Marc Manzano received the five-year degree in Computer Science in 2011 and the M.Sc. degree in Computer Engineering in 2012, both at University of Girona. He is currently a Ph.D. student within the BCDS (Broadband Communications and Distributed Systems) research grup of the University of Girona. His main research interests include the modeling and analysis of complex networks, the robustness of such networks under multiple failure scenarios and protection and restoration of GMPLS-based optical networks.

Eusebi Calle is an associated professor in the Department of Computer Architecture and Technology at Universitat de Girona and member of the Broadband Communications and Distributed Systems group (BCDS). His research is focused on optical networks, GMPLS, quality of service routing, protection and restoration, and large-scale failures. He has participated in several Spanish and European projects and he has published more than 80 research papers in international congresses and journals. He is also TPC member of different congresses, such as IEEE Networking, ICETE Optics, IEEE DRCN.

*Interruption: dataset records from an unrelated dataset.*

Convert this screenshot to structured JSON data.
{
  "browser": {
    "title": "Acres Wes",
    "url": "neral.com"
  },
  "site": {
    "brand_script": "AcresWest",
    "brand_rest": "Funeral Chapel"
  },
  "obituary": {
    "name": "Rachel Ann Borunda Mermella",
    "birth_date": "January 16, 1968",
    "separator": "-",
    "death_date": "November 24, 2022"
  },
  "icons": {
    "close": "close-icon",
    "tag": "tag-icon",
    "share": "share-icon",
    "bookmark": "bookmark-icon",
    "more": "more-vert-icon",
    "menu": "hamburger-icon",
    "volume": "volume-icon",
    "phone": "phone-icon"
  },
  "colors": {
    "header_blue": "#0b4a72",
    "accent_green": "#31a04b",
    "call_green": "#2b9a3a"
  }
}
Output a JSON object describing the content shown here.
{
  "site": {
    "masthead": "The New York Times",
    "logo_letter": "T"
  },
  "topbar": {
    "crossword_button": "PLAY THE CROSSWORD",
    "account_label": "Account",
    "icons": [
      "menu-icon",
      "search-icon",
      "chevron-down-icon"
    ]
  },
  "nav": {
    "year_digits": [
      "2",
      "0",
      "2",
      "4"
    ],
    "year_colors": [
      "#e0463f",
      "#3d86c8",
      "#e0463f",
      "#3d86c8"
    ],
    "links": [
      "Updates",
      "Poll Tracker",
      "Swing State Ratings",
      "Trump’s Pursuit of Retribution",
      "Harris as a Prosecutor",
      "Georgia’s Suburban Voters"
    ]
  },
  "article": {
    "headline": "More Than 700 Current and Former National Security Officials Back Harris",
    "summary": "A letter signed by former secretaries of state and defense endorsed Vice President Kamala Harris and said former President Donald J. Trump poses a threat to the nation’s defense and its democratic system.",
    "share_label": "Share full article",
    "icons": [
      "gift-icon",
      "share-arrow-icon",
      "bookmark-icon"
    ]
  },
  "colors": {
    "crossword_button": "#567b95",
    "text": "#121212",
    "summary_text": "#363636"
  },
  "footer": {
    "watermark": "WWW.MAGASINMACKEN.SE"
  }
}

V´ıctor Torres-Padrosa is a postdoctoral (Juan de la Cierva) researcher and lecturer at the Department of Computer Architecture and Technology at Universitat de Girona and member of the Broadband Communications and Distributed Systems group (BCDS). He holds a PhD in Telecommunication Engineering from Universitat Pompeu Fabra in 2008. Former assistant professor at Universitat Politecnica de Catalunya and Universitat Pompeu Fabra. He has co-authored several papers published in international journals and conferences. He has acted as a reviewer for IEEE Multimedia, Computer and ETRI journal. His research interests include community analysis and reliability and robustness against large-scale failures in complex networks.

Juan Segovia received his bachelor’s degree in Computer Science from the National University of Asunci´on in 1994, and a PhD in Information Technology from the University of Girona in 2011. He is currently with the Institute of Informatics and Applications at the University of Girona, and is a member of the Broadband Communications and Distributed Systems group. His research interests include protection and restoration of GMPLS-based optical networks, and reliability against large-scale failures in complex networks.

David Harle (BSc Hons, PhD, MIET, MIEEE, CEng) is a senior lecturer within the Broadband Research Group within CIDCOM. His current research interests within the Broadband & Optical Networks group concerned with performance evaluation, design and management issues associated with current and future wireless, broadband and optical communication systems. Of particular interest are network survivability and the operation of routing protocols in multi-service environments. Dr Harle is the author of over 100 international conference and journal publications, 1 technical text book and 3 patents and undergraduate texts. He has supervised to completion of over 25 research thesis students including 3 EngD and 18 PhD students.